By J. Daniel Rollins
Register-Herald Sports Writer
Lewis D’Antoni is a competitive man.
Just ask his son, Mike.
“It didn’t matter what it was,” Mike said. “It was everything. Cards. Cornhole. Basketball. Baseball. Golf. He was competitive at everything and everything he did he was great. He did it with a lot of grace.”
Given Lewis’ athletic and competitive nature — he famously hit a hole-in-one on the fourth hole at Twin Falls State Park at the spry age of 91 — it’s no surprise that when it came time to plan a celebration for his centennial celebration, a golf event was chosen.
And when you’ve lived as fulfilling of a life as Lewis D’Antoni, it should be no surprise that over 80 golfers, encompassing generations from 13-year-old West Virginia amateur standout Colin Bowles to another retired Mullens basketball legend Don Nuckols — and everyone in between — came out to honor the father of Wyoming County basketball.
“It’s great that all of these guys came out,” Mike said for his father. “It’s great that he’s lived this long and had such a productive life. He’s touched a lot of people.”
D’Antoni, who will turn 100 years old on December 31, was born in the small Mercer County town of McComas three years after his father Andrea came to the United States from Italy, looking for an opportunity and a chance to create a better life.
Through hard work — and sometimes great difficulty — he was able to create that life, and it was one which Lewis ran with.

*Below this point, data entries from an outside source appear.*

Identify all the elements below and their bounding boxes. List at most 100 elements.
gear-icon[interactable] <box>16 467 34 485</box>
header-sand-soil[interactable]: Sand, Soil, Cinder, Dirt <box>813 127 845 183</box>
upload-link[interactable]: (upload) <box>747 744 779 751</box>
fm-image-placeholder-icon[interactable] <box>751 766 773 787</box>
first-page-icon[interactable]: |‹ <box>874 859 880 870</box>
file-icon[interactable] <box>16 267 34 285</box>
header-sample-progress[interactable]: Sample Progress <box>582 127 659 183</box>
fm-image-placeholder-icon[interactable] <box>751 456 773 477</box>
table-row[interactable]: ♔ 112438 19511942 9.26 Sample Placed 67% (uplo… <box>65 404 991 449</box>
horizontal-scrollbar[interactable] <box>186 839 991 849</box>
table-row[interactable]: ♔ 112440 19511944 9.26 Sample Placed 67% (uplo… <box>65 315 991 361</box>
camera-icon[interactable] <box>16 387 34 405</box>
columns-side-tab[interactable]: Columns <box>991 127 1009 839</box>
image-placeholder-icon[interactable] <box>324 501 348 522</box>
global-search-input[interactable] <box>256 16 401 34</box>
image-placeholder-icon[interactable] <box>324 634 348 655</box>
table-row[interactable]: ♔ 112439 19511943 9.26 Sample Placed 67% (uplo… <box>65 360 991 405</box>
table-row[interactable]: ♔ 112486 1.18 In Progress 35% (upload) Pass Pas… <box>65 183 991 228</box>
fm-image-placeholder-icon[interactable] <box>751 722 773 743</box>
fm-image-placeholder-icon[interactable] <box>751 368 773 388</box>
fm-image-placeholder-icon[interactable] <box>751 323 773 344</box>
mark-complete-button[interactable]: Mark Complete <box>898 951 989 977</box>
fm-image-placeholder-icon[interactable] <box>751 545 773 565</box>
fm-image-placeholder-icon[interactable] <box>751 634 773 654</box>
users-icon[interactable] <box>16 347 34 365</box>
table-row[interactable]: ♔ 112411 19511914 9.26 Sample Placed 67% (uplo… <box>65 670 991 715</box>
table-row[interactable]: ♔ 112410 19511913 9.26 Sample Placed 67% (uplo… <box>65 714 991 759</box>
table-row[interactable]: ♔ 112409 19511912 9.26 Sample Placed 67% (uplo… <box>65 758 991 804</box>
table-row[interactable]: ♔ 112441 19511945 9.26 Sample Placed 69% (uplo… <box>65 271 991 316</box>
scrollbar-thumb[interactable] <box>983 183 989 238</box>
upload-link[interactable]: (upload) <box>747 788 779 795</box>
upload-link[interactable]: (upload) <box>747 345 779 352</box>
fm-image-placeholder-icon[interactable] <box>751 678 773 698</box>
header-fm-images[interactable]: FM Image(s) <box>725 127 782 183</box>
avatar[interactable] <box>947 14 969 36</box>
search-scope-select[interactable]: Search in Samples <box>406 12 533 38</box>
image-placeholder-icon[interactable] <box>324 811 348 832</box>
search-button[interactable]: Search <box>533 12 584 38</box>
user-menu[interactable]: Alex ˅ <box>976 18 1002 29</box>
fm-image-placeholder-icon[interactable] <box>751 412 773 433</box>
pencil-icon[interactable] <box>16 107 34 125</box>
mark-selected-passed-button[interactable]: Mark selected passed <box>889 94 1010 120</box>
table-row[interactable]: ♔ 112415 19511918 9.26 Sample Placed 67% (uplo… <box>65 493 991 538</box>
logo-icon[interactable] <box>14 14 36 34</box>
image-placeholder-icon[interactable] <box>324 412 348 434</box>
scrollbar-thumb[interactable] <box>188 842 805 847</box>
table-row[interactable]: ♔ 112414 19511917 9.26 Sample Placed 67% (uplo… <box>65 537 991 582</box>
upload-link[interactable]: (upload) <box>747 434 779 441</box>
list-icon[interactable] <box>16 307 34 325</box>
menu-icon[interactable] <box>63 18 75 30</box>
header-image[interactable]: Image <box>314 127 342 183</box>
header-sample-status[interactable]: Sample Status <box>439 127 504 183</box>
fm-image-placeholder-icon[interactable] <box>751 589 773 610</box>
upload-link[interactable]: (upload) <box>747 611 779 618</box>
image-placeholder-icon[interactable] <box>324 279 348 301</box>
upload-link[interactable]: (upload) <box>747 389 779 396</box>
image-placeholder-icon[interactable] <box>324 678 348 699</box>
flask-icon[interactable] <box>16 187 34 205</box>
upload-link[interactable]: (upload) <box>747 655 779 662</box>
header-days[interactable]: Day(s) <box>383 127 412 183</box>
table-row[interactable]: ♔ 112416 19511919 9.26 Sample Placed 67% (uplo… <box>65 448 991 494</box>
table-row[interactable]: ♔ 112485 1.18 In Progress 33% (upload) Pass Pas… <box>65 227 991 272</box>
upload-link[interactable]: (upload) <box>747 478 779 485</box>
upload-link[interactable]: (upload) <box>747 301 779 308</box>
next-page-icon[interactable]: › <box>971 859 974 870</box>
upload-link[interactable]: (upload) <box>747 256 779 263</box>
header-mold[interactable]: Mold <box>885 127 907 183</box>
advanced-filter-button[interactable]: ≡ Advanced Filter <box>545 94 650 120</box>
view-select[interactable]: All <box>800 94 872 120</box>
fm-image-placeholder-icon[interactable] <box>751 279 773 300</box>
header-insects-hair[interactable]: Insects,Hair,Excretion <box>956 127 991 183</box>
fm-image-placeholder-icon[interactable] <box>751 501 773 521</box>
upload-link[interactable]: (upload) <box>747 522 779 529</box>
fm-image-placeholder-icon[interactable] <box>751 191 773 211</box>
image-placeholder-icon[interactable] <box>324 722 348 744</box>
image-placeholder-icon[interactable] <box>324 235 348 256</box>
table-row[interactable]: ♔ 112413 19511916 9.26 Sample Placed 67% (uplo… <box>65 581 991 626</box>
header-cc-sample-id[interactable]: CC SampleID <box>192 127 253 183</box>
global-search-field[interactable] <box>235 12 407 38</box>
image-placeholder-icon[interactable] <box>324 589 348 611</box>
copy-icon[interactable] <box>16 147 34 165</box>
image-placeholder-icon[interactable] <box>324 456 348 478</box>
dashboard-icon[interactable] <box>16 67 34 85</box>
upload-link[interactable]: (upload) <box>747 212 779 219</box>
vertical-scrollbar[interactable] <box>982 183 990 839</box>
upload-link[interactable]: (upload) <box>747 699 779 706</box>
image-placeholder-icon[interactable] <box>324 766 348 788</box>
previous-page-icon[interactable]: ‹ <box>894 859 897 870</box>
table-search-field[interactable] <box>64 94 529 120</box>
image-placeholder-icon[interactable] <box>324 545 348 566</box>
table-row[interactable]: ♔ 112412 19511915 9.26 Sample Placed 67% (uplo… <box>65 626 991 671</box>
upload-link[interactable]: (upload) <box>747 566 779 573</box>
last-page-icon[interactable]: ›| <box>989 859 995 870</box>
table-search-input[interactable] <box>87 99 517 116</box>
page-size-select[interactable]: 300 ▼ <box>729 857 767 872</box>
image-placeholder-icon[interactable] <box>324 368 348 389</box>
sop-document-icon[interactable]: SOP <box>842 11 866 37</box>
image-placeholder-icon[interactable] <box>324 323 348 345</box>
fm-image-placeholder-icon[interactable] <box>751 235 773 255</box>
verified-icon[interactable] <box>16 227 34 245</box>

D’Antoni became one of the most successful coaches in West Virginia basketball history, winning over 450 games and a state championship for Mullens, as well as creating an up-tempo, fast break driven style of hoops that his son Mike has carried along with him at every step of his career; from Marshall to Italy and now as the head coach of the Los Angeles Lakers, running that same offense with greats like Kobe Bryant and Steve Nash.
But it’s not the X’s-and-O’s lessons that Mike is most grateful for. It’s the life lessons his father gave him.
“He always told me to just be humble,” Mike admitted. “To just enjoy your friends and family. That’s the biggest thing. And to always remember that anything is possible. Go and do it and if it works out — great. If it doesn’t you’ve got your friends and family. That’s all that matters.”
That doesn’t mean Lewis, who lives with Mike during the winter and never misses a game, doesn’t offer is coaching sons, Mike and Dan, who serves as an assistant on the Lakers’ staff, plenty of advice.
“I hear from him all the time,” Mike said with a laugh. “I’ve got a whole family of advice. Advice is easy to come by.”
And just as Andrea created an opportunity at a better life for Lewis, Lewis did the same for his children.
“I couldn’t have grown up the way we grew up without him,” Mike said. “To have the opportunities that these guys gave me and the support they gave me. I couldn’t have planned it. It’s a storybook tale and they’re all responsible for it. I just took advantage of it.”
Mike seemed to enjoy his time in Wyoming County, noting that many of his friends had “changed their appearance over the years” while pointing to his graying hair, it will be short lived.
D’Antoni will get back to work on year number two with the Lakers in just a few weeks, as NBA training camp begins on September 27.
“It will be a challenging year,” he admitted. “Every team is the same right now. Every team thinks they can win the title. That’s what we’ll go with and see how we do.”
The Lakers limped into the playoffs during the final days of the regular season, while their leader, Kobe Bryant, limped his way off the court after tearing his Achilles tendon in the second to last game of the regular season. D’Antoni hopes to see him back this season.
“He’s good,” he said. “He’s as good as he can be. He’ll work at it so hard. He’s the kind of guy who can overcome anything. We’re really betting on him to return.”